今年の5月1日に島根大学医学部精神医学講座に赴任しました。既に(やっと?)半年が過ぎました。
当講座および当院精神科の活動の一つを紹介させてください。私達は、総合病院としての精神科リエゾン・コンサルテーション活動を基盤に精神障害を患った人の身体疾患の治療が円滑に行われるための支援・診療、逆に致死的な急性傷病または苦痛な慢性身体疾患を患う患者の心理的負担の軽減の両方を目指して日々の診療にあたっています。精神障害による日常生活の困難のために、生活基盤が脆弱となりその結果として様々な疾患に罹患しやすくなることが知られています。例えば、統合失調症患を患う人はそうでない人と比較して平均寿命が10年短いとも言われており、その原因として虚血性心疾患、脳卒中、がん、慢性呼吸器疾患、糖尿病などが挙げられます。これは統合失調症の方々が適切な生活支援を受け、適切な医療・保健を十分に受けることができていれば避けられるはずのものです。残念ながら、未だに「健康格差」があるのが実情です。現在、岡山大学と関係する地域の病院や国立がん研究センター等と協働で、統合失調症患者のがん検診受診率を上げるための取り組みを行っています。また、同様に、統合失調症患者の喫煙率を下げる取り組みも行っています。これらにより、がんの早期発見と適切な治療への導入による健康格差が是正できればと希望しております。
また、後者の、致死的な急性傷病または苦痛な身体疾患を患う患者の心理的負担の軽減のために、救急搬送された自殺未遂者への継続的で包括的な支援の提供、周術期の患者の精神・心理的な支援などに力を入れています。院内のリエゾン・コンサルテーション活動に、精神科のスタッフ全員で取り組んでいます。

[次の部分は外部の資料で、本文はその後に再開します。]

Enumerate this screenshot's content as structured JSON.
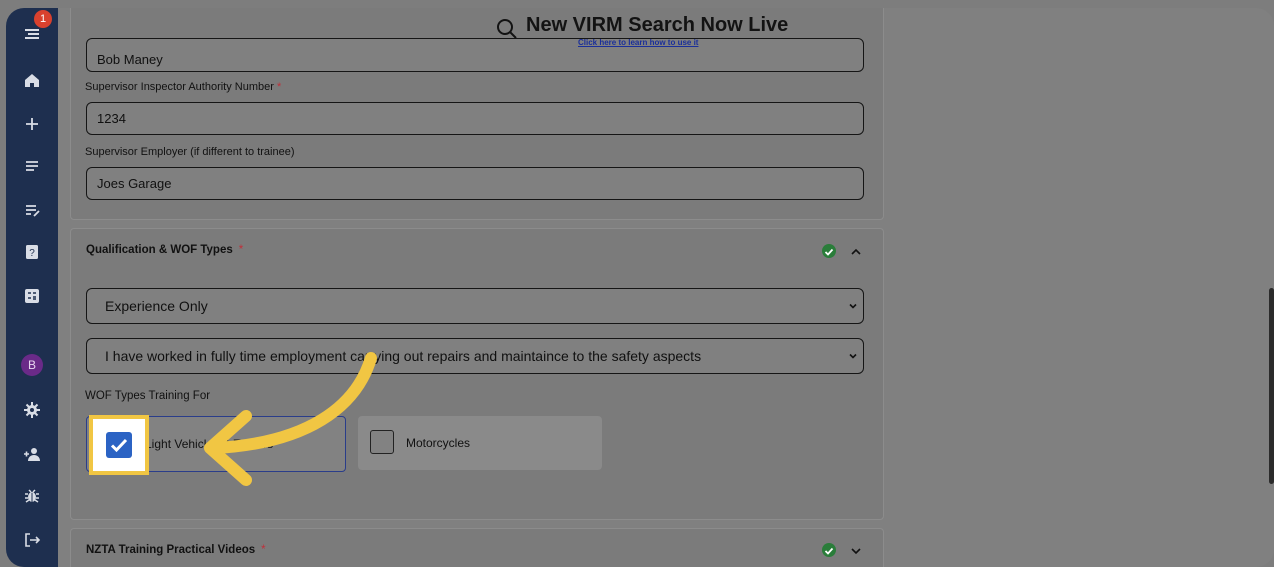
{
  "sidebar": {
    "notification_count": "1",
    "avatar_letter": "B",
    "icons": [
      "menu-icon",
      "home-icon",
      "plus-icon",
      "list-icon",
      "edit-list-icon",
      "help-book-icon",
      "calculator-icon",
      "settings-icon",
      "add-user-icon",
      "bug-icon",
      "logout-icon"
    ]
  },
  "header": {
    "title": "New VIRM Search Now Live",
    "link": "Click here to learn how to use it"
  },
  "supervisor": {
    "name_value": "Bob Maney",
    "authority_label": "Supervisor Inspector Authority Number",
    "authority_required": "*",
    "authority_value": "1234",
    "employer_label": "Supervisor Employer (if different to trainee)",
    "employer_value": "Joes Garage"
  },
  "qualification": {
    "title": "Qualification & WOF Types",
    "required": "*",
    "status": "complete",
    "select1_value": "Experience Only",
    "select2_value": "I have worked in fully time employment carrying out repairs and maintaince to the safety aspects",
    "wof_types_label": "WOF Types Training For",
    "option1_label": "Light Vehicles & Trailers",
    "option1_checked": true,
    "option2_label": "Motorcycles",
    "option2_checked": false
  },
  "nzta": {
    "title": "NZTA Training Practical Videos",
    "required": "*",
    "status": "complete"
  },
  "colors": {
    "sidebar": "#1e2f4f",
    "highlight": "#f1c643",
    "arrow": "#f1c643",
    "checkbox": "#2b63c4",
    "success": "#2a7d3a"
  }
}
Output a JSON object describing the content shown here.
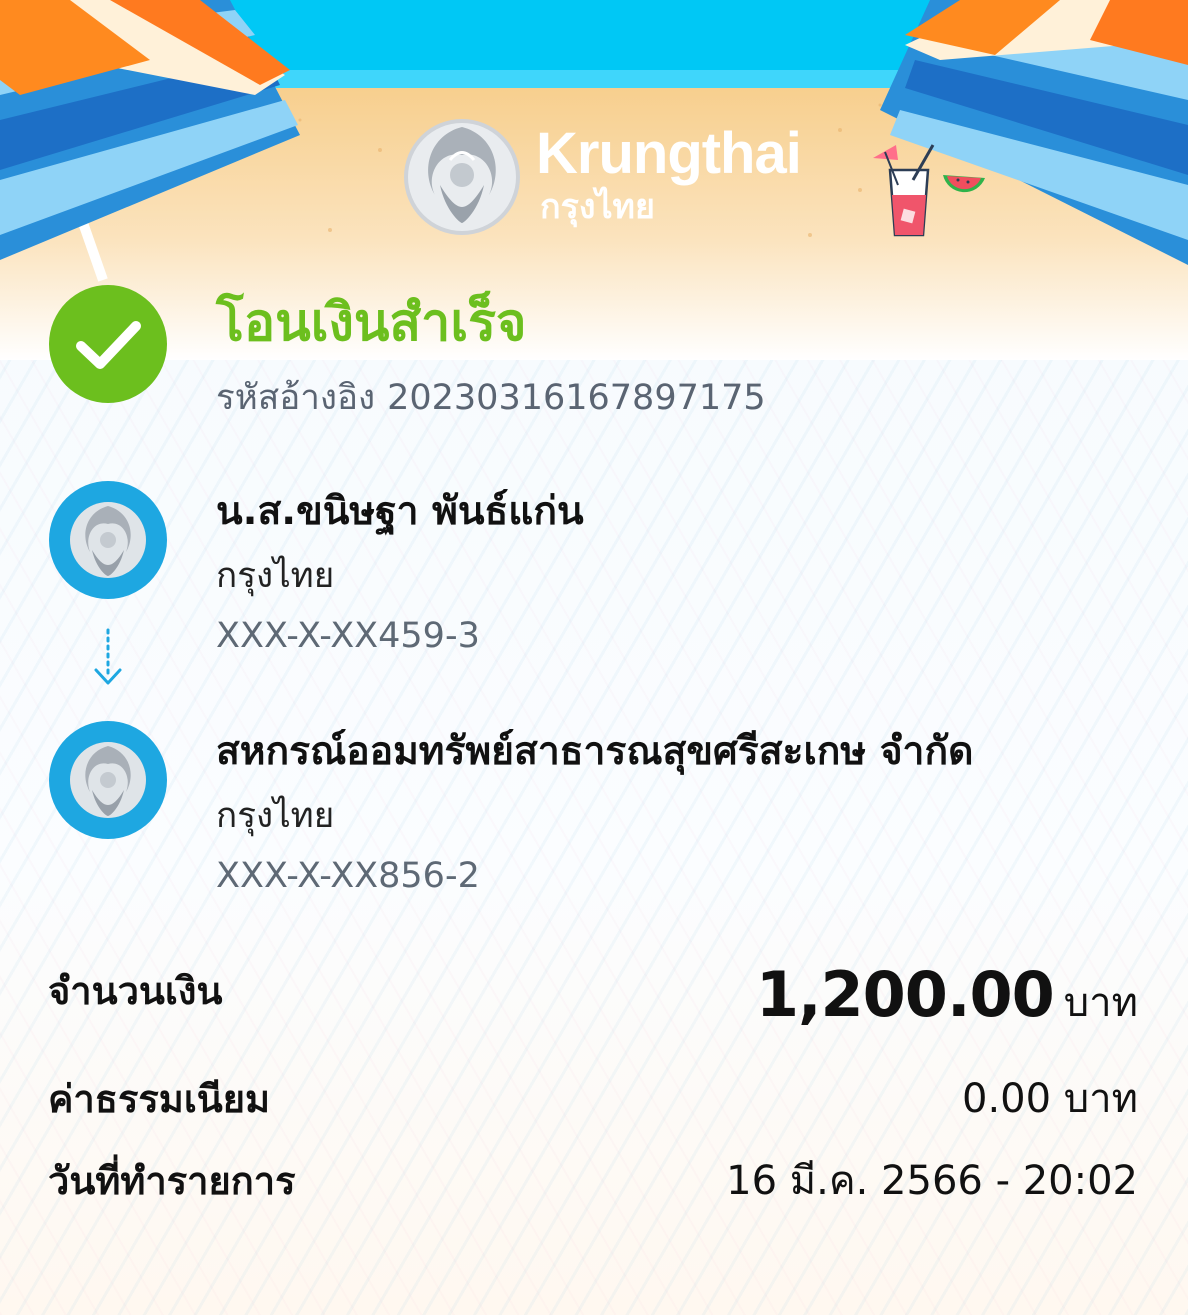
{
  "brand": {
    "name_en": "Krungthai",
    "name_th": "กรุงไทย"
  },
  "status": {
    "title": "โอนเงินสำเร็จ",
    "reference_label": "รหัสอ้างอิง",
    "reference_number": "20230316167897175"
  },
  "sender": {
    "name": "น.ส.ขนิษฐา พันธ์แก่น",
    "bank": "กรุงไทย",
    "account": "XXX-X-XX459-3"
  },
  "receiver": {
    "name": "สหกรณ์ออมทรัพย์สาธารณสุขศรีสะเกษ จำกัด",
    "bank": "กรุงไทย",
    "account": "XXX-X-XX856-2"
  },
  "details": {
    "amount_label": "จำนวนเงิน",
    "amount_value": "1,200.00",
    "amount_unit": "บาท",
    "fee_label": "ค่าธรรมเนียม",
    "fee_value": "0.00 บาท",
    "date_label": "วันที่ทำรายการ",
    "date_value": "16 มี.ค. 2566 - 20:02"
  },
  "colors": {
    "success_green": "#6cbf1e",
    "bank_blue": "#1ea7e1",
    "sky": "#00c8f5",
    "sand": "#f7cf8e"
  },
  "icons": {
    "status": "check-circle-icon",
    "bank_logo": "krungthai-bird-icon",
    "transfer_arrow": "dotted-arrow-down-icon",
    "decor_drink": "cocktail-icon"
  }
}
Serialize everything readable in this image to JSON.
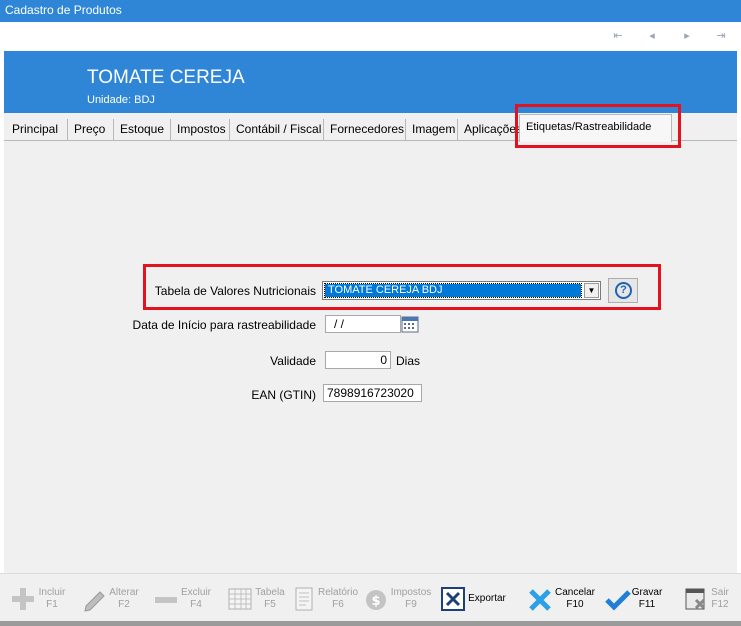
{
  "window": {
    "title": "Cadastro de Produtos"
  },
  "nav": {
    "first": "⇤",
    "prev": "◂",
    "next": "▸",
    "last": "⇥"
  },
  "header": {
    "product_name": "TOMATE CEREJA",
    "unit_label": "Unidade:",
    "unit_value": "BDJ"
  },
  "tabs": [
    {
      "label": "Principal"
    },
    {
      "label": "Preço"
    },
    {
      "label": "Estoque"
    },
    {
      "label": "Impostos"
    },
    {
      "label": "Contábil / Fiscal"
    },
    {
      "label": "Fornecedores"
    },
    {
      "label": "Imagem"
    },
    {
      "label": "Aplicações"
    },
    {
      "label": "Etiquetas/Rastreabilidade"
    }
  ],
  "form": {
    "nutrition_label": "Tabela de Valores Nutricionais",
    "nutrition_value": "TOMATE CEREJA BDJ",
    "start_date_label": "Data de Início para rastreabilidade",
    "start_date_value": "/ /",
    "validity_label": "Validade",
    "validity_value": "0",
    "validity_unit": "Dias",
    "ean_label": "EAN (GTIN)",
    "ean_value": "7898916723020",
    "help_symbol": "?"
  },
  "toolbar": {
    "incluir": {
      "label": "Incluir",
      "key": "F1"
    },
    "alterar": {
      "label": "Alterar",
      "key": "F2"
    },
    "excluir": {
      "label": "Excluir",
      "key": "F4"
    },
    "tabela": {
      "label": "Tabela",
      "key": "F5"
    },
    "relatorio": {
      "label": "Relatório",
      "key": "F6"
    },
    "impostos": {
      "label": "Impostos",
      "key": "F9"
    },
    "exportar": {
      "label": "Exportar"
    },
    "cancelar": {
      "label": "Cancelar",
      "key": "F10"
    },
    "gravar": {
      "label": "Gravar",
      "key": "F11"
    },
    "sair": {
      "label": "Sair",
      "key": "F12"
    }
  },
  "colors": {
    "accent": "#2f86d7",
    "highlight": "#e3121f",
    "selection": "#0078d7"
  }
}
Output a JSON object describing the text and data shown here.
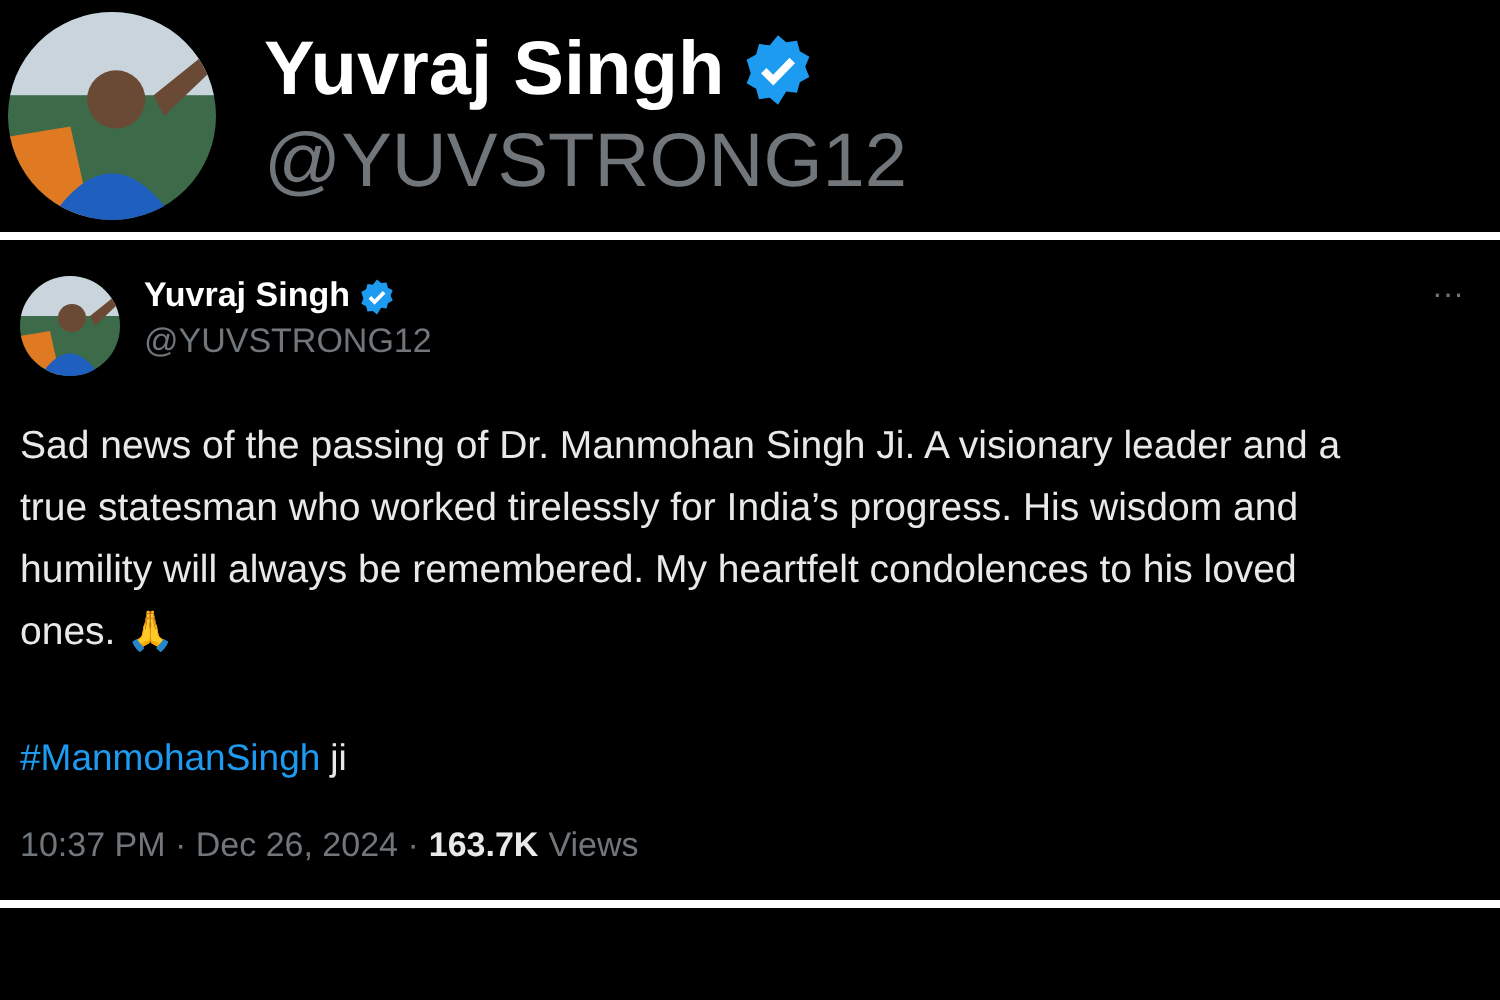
{
  "header": {
    "name": "Yuvraj Singh",
    "verified": true,
    "handle": "@YUVSTRONG12"
  },
  "tweet": {
    "name": "Yuvraj Singh",
    "verified": true,
    "handle": "@YUVSTRONG12",
    "menu": "···",
    "text": "Sad news of the passing of Dr. Manmohan Singh Ji. A visionary leader and a true statesman who worked tirelessly for India’s progress. His wisdom and humility will always be remembered. My heartfelt condolences to his loved ones. 🙏",
    "hashtag": "#ManmohanSingh",
    "hashtag_suffix": "ji",
    "time": "10:37 PM · Dec 26, 2024 ·",
    "views_count": "163.7K",
    "views_label": "Views"
  }
}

総合病院としての当講座・当科の役割の一部を紹介させていただきましたが、これらの取り組みだけでなく、広く地域から求められる精神医学・精神科の役割について、島根県の他の総合病院精神科、精神科病院、精神科クリニックとの協働・連携を強めて、途切れることのない地域連携精神科医療を構築し、精神疾患だけでなく多くの複雑な問題を抱え、支援を必要としている人々に対して、適切な精神科医療が提供できる体制を作っていきたいと考えております。引き続き、皆様方のご支援のほどいただきたく、何卒よろしくお願い申し上げます。